Obesity was found to be associated with not only increased operative time and blood loss [14, 23, 24] but also with higher rates of anastomotic leakage, surgical site infection (SSI), urinary tract infection (UTI), sepsis, and venous thromboembolism (VTE) [25–27].The increase in visceral obesity volume and mesenteric fat area (MFA) in obese patients makes laparoscopic rectal cancer surgery a unique challenge .In this study, patients had BMIs ranging from 16.2 to 31.4 kg/m2 with a mean value of 24.1 kg/m2, which was lower than that in Western populations. Nevertheless, our results agreed with previous reports that found a positive association between BMI and operative time [13, 29].

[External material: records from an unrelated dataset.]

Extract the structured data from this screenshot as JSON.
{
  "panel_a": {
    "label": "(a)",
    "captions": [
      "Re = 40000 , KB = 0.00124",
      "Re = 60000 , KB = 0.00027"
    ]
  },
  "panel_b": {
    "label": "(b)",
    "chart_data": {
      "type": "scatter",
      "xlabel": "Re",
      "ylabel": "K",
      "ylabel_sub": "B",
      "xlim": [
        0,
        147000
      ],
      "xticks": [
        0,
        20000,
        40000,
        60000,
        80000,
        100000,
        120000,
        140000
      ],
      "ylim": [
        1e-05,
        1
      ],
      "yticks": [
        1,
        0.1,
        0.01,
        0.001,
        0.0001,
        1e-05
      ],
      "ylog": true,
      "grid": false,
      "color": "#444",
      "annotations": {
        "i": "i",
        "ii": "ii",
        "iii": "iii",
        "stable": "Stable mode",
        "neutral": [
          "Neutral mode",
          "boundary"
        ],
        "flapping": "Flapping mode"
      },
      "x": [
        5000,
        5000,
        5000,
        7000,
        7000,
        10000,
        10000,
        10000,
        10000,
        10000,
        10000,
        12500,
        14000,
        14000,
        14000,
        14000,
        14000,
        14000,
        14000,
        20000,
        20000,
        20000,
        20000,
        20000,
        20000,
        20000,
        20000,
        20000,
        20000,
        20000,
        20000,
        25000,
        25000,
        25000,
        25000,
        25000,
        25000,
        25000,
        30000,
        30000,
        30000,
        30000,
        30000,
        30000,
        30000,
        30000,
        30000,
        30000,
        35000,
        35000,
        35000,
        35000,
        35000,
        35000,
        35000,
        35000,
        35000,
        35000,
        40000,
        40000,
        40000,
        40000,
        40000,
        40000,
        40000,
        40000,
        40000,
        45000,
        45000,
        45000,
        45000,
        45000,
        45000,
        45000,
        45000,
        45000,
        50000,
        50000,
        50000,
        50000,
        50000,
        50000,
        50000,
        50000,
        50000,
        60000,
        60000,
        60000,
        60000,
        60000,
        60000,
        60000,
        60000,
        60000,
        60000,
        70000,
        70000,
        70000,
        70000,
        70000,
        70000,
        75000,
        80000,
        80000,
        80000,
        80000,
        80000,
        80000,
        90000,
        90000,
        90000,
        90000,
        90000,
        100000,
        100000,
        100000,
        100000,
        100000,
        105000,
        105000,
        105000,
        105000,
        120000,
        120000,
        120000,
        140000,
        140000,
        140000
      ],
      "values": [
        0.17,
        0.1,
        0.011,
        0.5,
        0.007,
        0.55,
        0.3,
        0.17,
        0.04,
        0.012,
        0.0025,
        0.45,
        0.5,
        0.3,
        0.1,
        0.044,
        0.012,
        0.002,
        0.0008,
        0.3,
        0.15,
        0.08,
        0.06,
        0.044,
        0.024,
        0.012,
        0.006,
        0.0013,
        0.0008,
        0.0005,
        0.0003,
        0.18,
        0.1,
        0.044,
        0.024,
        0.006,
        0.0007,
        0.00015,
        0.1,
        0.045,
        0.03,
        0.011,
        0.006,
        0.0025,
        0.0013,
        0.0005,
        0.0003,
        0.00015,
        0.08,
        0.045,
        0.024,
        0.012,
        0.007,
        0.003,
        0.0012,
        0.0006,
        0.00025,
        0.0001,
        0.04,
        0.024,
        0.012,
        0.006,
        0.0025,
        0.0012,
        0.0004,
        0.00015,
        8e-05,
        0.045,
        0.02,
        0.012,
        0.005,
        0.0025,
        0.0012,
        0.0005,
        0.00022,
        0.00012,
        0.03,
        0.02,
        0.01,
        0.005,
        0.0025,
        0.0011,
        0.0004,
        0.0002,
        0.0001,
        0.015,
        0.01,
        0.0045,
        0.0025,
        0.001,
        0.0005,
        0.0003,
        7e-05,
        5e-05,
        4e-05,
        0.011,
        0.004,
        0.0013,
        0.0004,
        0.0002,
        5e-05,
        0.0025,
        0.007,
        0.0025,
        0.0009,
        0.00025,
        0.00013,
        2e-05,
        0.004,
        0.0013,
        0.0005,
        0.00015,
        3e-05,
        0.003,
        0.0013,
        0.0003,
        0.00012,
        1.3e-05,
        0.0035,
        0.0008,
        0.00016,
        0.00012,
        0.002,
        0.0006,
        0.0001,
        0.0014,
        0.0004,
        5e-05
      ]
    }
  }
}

On the other hand, studies have shown that the bony structure of the pelvis, such as the depth and length of the sacrum, the pelvic inlet and outlet, and the angle of thepelvis, are independent predictors of the duration of surgery and are used as surrogate markers of TME difficulty [11, 15, 30]. In our results, the univariate analysis found differences in the three bone indices of the pelvic inlet, ischial intertuberous diameter, and pelvic depth, suggesting that a deep and narrow pelvis did affect the duration of surgery. Restricted working spaces directly affect how difficult it is to perform of safe and fast surgeries; in addition, it requires visibility and coordination to be optimized. Moreover, through multivariate analysis, it was found that the pelvic inlet was an independent risk factor, so we should pay special attention to them in rectal resection patients. In our retrospective review of surgical videos of some patients with prolonged surgery, we found that several skills might help to reduce surgical time, such as suspending the uterus or peritoneal reflection, lifting the upper rectum with a string, and wiping the lenses with iodophor to prevent fog. However, what mattered most is the teamwork. We believe that these issues should not be a major problem for professional surgical teams because they have more experience in creating suitable surgical areas and are able to identify and anatomize structures even in a restricted pelvic working space.

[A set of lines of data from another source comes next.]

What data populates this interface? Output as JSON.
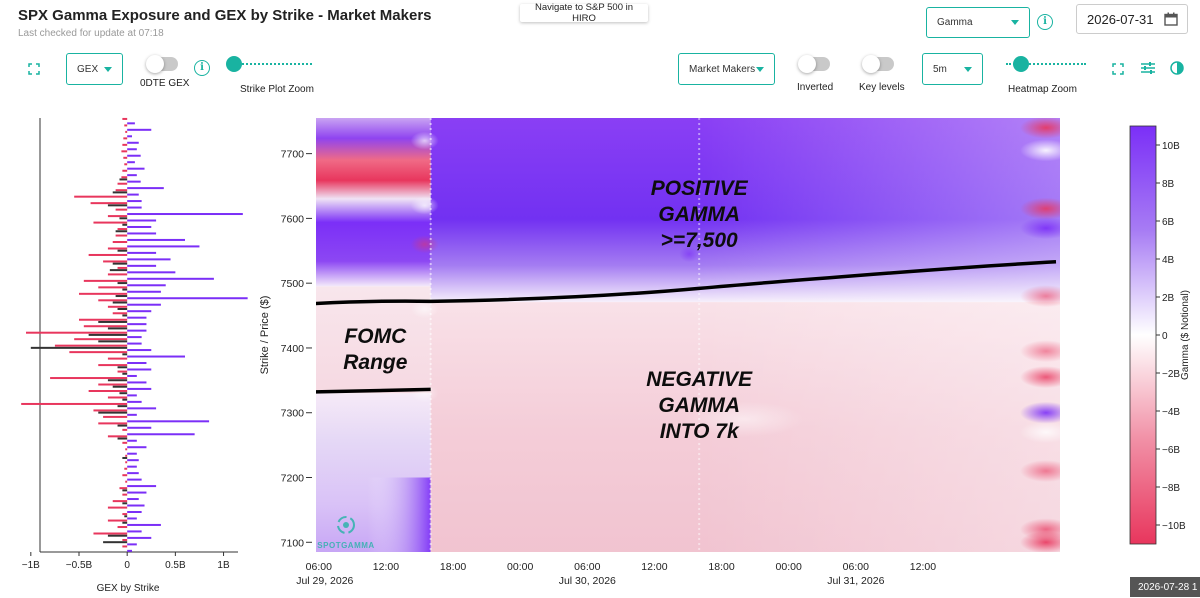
{
  "header": {
    "title": "SPX Gamma Exposure and GEX by Strike - Market Makers",
    "last_checked": "Last checked for update at 07:18",
    "hiro_button": "Navigate to S&P 500 in HIRO",
    "metric_select": "Gamma",
    "date_value": "2026-07-31"
  },
  "toolbar": {
    "gex_select": "GEX",
    "zero_dte_label": "0DTE GEX",
    "strike_zoom_label": "Strike Plot Zoom",
    "participant_select": "Market Makers",
    "inverted_label": "Inverted",
    "key_levels_label": "Key levels",
    "interval_select": "5m",
    "heatmap_zoom_label": "Heatmap Zoom"
  },
  "icons": {
    "expand": "expand-icon",
    "info": "info-icon",
    "settings": "sliders-icon",
    "theme": "contrast-icon",
    "calendar": "calendar-icon"
  },
  "colors": {
    "accent": "#19b3a1",
    "positive": "#7b2ff7",
    "negative": "#e8365d",
    "dark_bar": "#333333"
  },
  "footer": {
    "date_tag": "2026-07-28 1"
  },
  "watermark": "SPOTGAMMA",
  "chart_data": [
    {
      "type": "bar",
      "orientation": "horizontal",
      "xlabel": "GEX by Strike",
      "x_ticks": [
        "−1B",
        "−0.5B",
        "0",
        "0.5B",
        "1B"
      ],
      "x_tick_values": [
        -1,
        -0.5,
        0,
        0.5,
        1
      ],
      "xlim": [
        -1.05,
        1.15
      ],
      "ylim": [
        7085,
        7755
      ],
      "series_colors": [
        "#e8365d",
        "#333333",
        "#7b2ff7"
      ],
      "bars": [
        {
          "strike": 7750,
          "values": [
            -0.05,
            0,
            0.08
          ]
        },
        {
          "strike": 7740,
          "values": [
            -0.03,
            0,
            0.25
          ]
        },
        {
          "strike": 7730,
          "values": [
            -0.02,
            0,
            0.05
          ]
        },
        {
          "strike": 7720,
          "values": [
            -0.04,
            0,
            0.12
          ]
        },
        {
          "strike": 7710,
          "values": [
            -0.05,
            0,
            0.1
          ]
        },
        {
          "strike": 7700,
          "values": [
            -0.06,
            0,
            0.14
          ]
        },
        {
          "strike": 7690,
          "values": [
            -0.04,
            0,
            0.08
          ]
        },
        {
          "strike": 7680,
          "values": [
            -0.03,
            0,
            0.18
          ]
        },
        {
          "strike": 7670,
          "values": [
            -0.05,
            0,
            0.1
          ]
        },
        {
          "strike": 7660,
          "values": [
            -0.06,
            -0.08,
            0.14
          ]
        },
        {
          "strike": 7650,
          "values": [
            -0.1,
            0,
            0.38
          ]
        },
        {
          "strike": 7640,
          "values": [
            -0.12,
            -0.15,
            0.12
          ]
        },
        {
          "strike": 7630,
          "values": [
            -0.55,
            0,
            0.15
          ]
        },
        {
          "strike": 7620,
          "values": [
            -0.38,
            -0.2,
            0.15
          ]
        },
        {
          "strike": 7610,
          "values": [
            -0.12,
            0,
            1.2
          ]
        },
        {
          "strike": 7600,
          "values": [
            -0.2,
            -0.08,
            0.3
          ]
        },
        {
          "strike": 7590,
          "values": [
            -0.35,
            -0.05,
            0.25
          ]
        },
        {
          "strike": 7580,
          "values": [
            -0.1,
            -0.12,
            0.3
          ]
        },
        {
          "strike": 7570,
          "values": [
            -0.12,
            0,
            0.6
          ]
        },
        {
          "strike": 7560,
          "values": [
            -0.15,
            0,
            0.75
          ]
        },
        {
          "strike": 7550,
          "values": [
            -0.2,
            -0.1,
            0.3
          ]
        },
        {
          "strike": 7540,
          "values": [
            -0.4,
            0,
            0.45
          ]
        },
        {
          "strike": 7530,
          "values": [
            -0.25,
            -0.15,
            0.3
          ]
        },
        {
          "strike": 7520,
          "values": [
            -0.1,
            -0.18,
            0.5
          ]
        },
        {
          "strike": 7510,
          "values": [
            -0.2,
            0,
            0.9
          ]
        },
        {
          "strike": 7500,
          "values": [
            -0.45,
            -0.1,
            0.4
          ]
        },
        {
          "strike": 7490,
          "values": [
            -0.3,
            -0.05,
            0.35
          ]
        },
        {
          "strike": 7480,
          "values": [
            -0.5,
            -0.12,
            1.25
          ]
        },
        {
          "strike": 7470,
          "values": [
            -0.3,
            -0.15,
            0.35
          ]
        },
        {
          "strike": 7460,
          "values": [
            -0.2,
            -0.1,
            0.25
          ]
        },
        {
          "strike": 7450,
          "values": [
            -0.15,
            -0.05,
            0.2
          ]
        },
        {
          "strike": 7440,
          "values": [
            -0.5,
            -0.3,
            0.2
          ]
        },
        {
          "strike": 7430,
          "values": [
            -0.45,
            -0.2,
            0.2
          ]
        },
        {
          "strike": 7420,
          "values": [
            -1.05,
            -0.4,
            0.15
          ]
        },
        {
          "strike": 7410,
          "values": [
            -0.55,
            -0.3,
            0.15
          ]
        },
        {
          "strike": 7400,
          "values": [
            -0.75,
            -1.0,
            0.25
          ]
        },
        {
          "strike": 7390,
          "values": [
            -0.6,
            -0.05,
            0.6
          ]
        },
        {
          "strike": 7380,
          "values": [
            -0.2,
            0,
            0.2
          ]
        },
        {
          "strike": 7370,
          "values": [
            -0.3,
            -0.1,
            0.25
          ]
        },
        {
          "strike": 7360,
          "values": [
            -0.1,
            -0.05,
            0.1
          ]
        },
        {
          "strike": 7350,
          "values": [
            -0.8,
            -0.2,
            0.2
          ]
        },
        {
          "strike": 7340,
          "values": [
            -0.3,
            -0.15,
            0.25
          ]
        },
        {
          "strike": 7330,
          "values": [
            -0.4,
            -0.08,
            0.1
          ]
        },
        {
          "strike": 7320,
          "values": [
            -0.2,
            -0.05,
            0.15
          ]
        },
        {
          "strike": 7310,
          "values": [
            -1.1,
            -0.1,
            0.3
          ]
        },
        {
          "strike": 7300,
          "values": [
            -0.35,
            -0.3,
            0.1
          ]
        },
        {
          "strike": 7290,
          "values": [
            -0.25,
            0,
            0.85
          ]
        },
        {
          "strike": 7280,
          "values": [
            -0.3,
            -0.1,
            0.25
          ]
        },
        {
          "strike": 7270,
          "values": [
            -0.05,
            0,
            0.7
          ]
        },
        {
          "strike": 7260,
          "values": [
            -0.2,
            -0.1,
            0.1
          ]
        },
        {
          "strike": 7250,
          "values": [
            -0.05,
            0,
            0.2
          ]
        },
        {
          "strike": 7240,
          "values": [
            -0.02,
            0,
            0.1
          ]
        },
        {
          "strike": 7230,
          "values": [
            -0.02,
            -0.05,
            0.12
          ]
        },
        {
          "strike": 7220,
          "values": [
            -0.02,
            0,
            0.1
          ]
        },
        {
          "strike": 7210,
          "values": [
            -0.03,
            0,
            0.12
          ]
        },
        {
          "strike": 7200,
          "values": [
            -0.05,
            0,
            0.15
          ]
        },
        {
          "strike": 7190,
          "values": [
            -0.02,
            0,
            0.3
          ]
        },
        {
          "strike": 7180,
          "values": [
            -0.08,
            -0.05,
            0.2
          ]
        },
        {
          "strike": 7170,
          "values": [
            -0.05,
            0,
            0.12
          ]
        },
        {
          "strike": 7160,
          "values": [
            -0.15,
            -0.05,
            0.18
          ]
        },
        {
          "strike": 7150,
          "values": [
            -0.2,
            0,
            0.15
          ]
        },
        {
          "strike": 7140,
          "values": [
            -0.05,
            -0.03,
            0.1
          ]
        },
        {
          "strike": 7130,
          "values": [
            -0.2,
            -0.05,
            0.35
          ]
        },
        {
          "strike": 7120,
          "values": [
            -0.1,
            0,
            0.15
          ]
        },
        {
          "strike": 7110,
          "values": [
            -0.35,
            -0.2,
            0.25
          ]
        },
        {
          "strike": 7100,
          "values": [
            -0.05,
            -0.25,
            0.1
          ]
        },
        {
          "strike": 7090,
          "values": [
            -0.05,
            0,
            0.05
          ]
        }
      ]
    },
    {
      "type": "heatmap",
      "ylabel": "Strike / Price ($)",
      "ylim": [
        7085,
        7755
      ],
      "y_ticks": [
        7100,
        7200,
        7300,
        7400,
        7500,
        7600,
        7700
      ],
      "y_tick_labels": [
        "7100",
        "7200",
        "7300",
        "7400",
        "7500",
        "7600",
        "7700"
      ],
      "x_ticks": [
        "06:00",
        "12:00",
        "18:00",
        "00:00",
        "06:00",
        "12:00",
        "18:00",
        "00:00",
        "06:00",
        "12:00"
      ],
      "x_dates": [
        "Jul 29, 2026",
        "Jul 30, 2026",
        "Jul 31, 2026"
      ],
      "colorbar": {
        "label": "Gamma ($ Notional)",
        "ticks": [
          "10B",
          "8B",
          "6B",
          "4B",
          "2B",
          "0",
          "−2B",
          "−4B",
          "−6B",
          "−8B",
          "−10B"
        ],
        "range": [
          -11,
          11
        ]
      },
      "regions": [
        {
          "name": "jul29-upper-positive",
          "y_range": [
            7495,
            7755
          ]
        },
        {
          "name": "jul29-lower-positive",
          "y_range": [
            7085,
            7330
          ]
        },
        {
          "name": "jul30-31-positive",
          "y_range": [
            7480,
            7755
          ]
        },
        {
          "name": "jul30-31-negative",
          "y_range": [
            7085,
            7480
          ]
        }
      ],
      "price_line": {
        "x": [
          "start",
          "Jul 29 16:00",
          "Jul 30 16:00",
          "end"
        ],
        "y": [
          7468,
          7472,
          7492,
          7533
        ]
      },
      "fomc_line": {
        "x": [
          "start",
          "Jul 29 16:00"
        ],
        "y": [
          7332,
          7336
        ]
      },
      "annotations": [
        {
          "text": "POSITIVE\nGAMMA\n>=7,500",
          "strike": 7610
        },
        {
          "text": "FOMC\nRange",
          "strike": 7400
        },
        {
          "text": "NEGATIVE\nGAMMA\nINTO 7k",
          "strike": 7315
        }
      ]
    }
  ]
}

Not surprisingly, there were some limitations in this study. This was a retrospective analysis, and operative time was measured from the beginning of anesthesia to the end of the surgery, rather than pelvic anatomy time. However, the selected conditions were strict and excluded patients with high rectal, lateral lymph node cleaning, multivisceral resection, and the use of transanal dissection to minimize the influence of confounding factors. In addition, pelvic measurements in this study were made by a single observer, so it could not provide the quantification of interobserver variability.